Por Tiago Gagliano Pinto Alberto - 02/11/2015

Olá a todos!!!

Certo dia, Thomas Thwaites, designer britânico, tomou uma decisão: resolveu tirar férias de sua rotina normal de trabalho, contas a apagar, horários a cumprir e chefe a obedecer; ao invés disso, tornar-se-ia o primeiro homem-bode. Para isso, construiu próteses que, colocadas nas suas mãos e pés, tornaram inviáveis movimentos das mãos e pés, visitou um neurologista a fim de tentar “desligar” partes de seu cérebro para que pudesse pensar como um bode; um biólogo, com o objetivo de tentar introduzir algo como um rúmen (órgão que viabiliza a digestão de grama e capim) em seu estômago; e, claro, inseriu-se numa sociedade de cabras da montanha, aonde permaneceu por 72 (setenta e duas) horas, alimentando-se de grama e capim e vivendo como os animais[1].

Não se sabe se o seu objetivo pessoal foi atingido, mas a partir da aventura escreveu o livro “GoatMan: How I Took a Holiday from Being Human”. Estranho, não? Bem, a julgar pelos princípios de Thomas Thwaites, definitivamente não! Para ele, o episódio foi decerto razoável enquanto descoberta para si. Ainda que tenha tido o objetivo de ganhar dinheiro e obter conhecimento do público com algo bem arquitetado e eficazmente divulgado, não lhe pareceu desarrazoado passar por toda a experiência. De mais a mais, só comer grama e capim por 72 horas já valeria o reconhecimento...

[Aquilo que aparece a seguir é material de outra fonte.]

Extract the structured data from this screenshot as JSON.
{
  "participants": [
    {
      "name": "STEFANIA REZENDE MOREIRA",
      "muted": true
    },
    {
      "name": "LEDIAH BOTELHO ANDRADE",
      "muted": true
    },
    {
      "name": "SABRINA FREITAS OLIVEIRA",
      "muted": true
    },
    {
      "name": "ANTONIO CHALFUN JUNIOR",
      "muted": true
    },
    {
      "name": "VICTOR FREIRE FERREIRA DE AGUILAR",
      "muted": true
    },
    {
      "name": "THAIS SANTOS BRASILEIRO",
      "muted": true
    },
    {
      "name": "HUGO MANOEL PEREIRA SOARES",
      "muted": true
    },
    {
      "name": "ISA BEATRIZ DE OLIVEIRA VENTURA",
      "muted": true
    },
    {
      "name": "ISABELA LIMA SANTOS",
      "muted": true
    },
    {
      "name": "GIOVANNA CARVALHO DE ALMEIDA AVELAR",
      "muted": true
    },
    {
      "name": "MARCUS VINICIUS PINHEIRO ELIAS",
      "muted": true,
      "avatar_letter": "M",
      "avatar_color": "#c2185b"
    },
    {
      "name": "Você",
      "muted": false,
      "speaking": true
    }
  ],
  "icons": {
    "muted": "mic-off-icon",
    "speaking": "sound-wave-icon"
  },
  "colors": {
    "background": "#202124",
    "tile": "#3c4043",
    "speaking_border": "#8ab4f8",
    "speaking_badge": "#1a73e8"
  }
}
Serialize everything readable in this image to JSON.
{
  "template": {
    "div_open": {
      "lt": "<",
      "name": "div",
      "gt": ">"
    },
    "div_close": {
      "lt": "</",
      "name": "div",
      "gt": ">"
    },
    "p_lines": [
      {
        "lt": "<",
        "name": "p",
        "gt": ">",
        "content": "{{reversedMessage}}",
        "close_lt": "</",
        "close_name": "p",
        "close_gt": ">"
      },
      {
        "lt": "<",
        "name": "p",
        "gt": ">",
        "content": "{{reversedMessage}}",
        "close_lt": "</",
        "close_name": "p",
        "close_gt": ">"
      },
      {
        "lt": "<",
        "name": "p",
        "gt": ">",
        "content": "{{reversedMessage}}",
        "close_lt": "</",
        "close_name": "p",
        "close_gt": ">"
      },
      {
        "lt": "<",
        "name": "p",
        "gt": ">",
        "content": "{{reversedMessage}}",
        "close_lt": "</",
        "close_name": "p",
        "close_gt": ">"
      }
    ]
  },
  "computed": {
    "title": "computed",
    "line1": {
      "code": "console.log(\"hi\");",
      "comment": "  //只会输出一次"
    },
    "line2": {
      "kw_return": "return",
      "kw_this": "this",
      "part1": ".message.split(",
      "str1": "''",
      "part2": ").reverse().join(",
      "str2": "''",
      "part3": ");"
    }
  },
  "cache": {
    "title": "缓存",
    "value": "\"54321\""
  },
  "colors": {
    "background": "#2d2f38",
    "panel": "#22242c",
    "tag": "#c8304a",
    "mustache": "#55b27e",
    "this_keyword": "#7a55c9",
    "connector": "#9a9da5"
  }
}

E se Thomas Thwaites exercesse a magistratura a serviço da rainha? Como seria a sua compreensão da razoabilidade? O que, para a sua convicção pessoal, soaria proporcional? Qual o conteúdo epistêmico da dignidade da pessoa humana? E, ainda, acaso estivesse a exercer a mesma função aqui no Brasil, sob a égide do novo Código de Processo Civil que, no artigo 8ᵒ, dispõe que “Ao aplicar o ordenamento jurídico, o juiz atenderá aos fins sociais e às exigências do bem comum, resguardando e promovendo a dignidade da pessoa humana e observando a proporcionalidade, a razoabilidade, a legalidade, a publicidade e a eficiência”[2], o que faria?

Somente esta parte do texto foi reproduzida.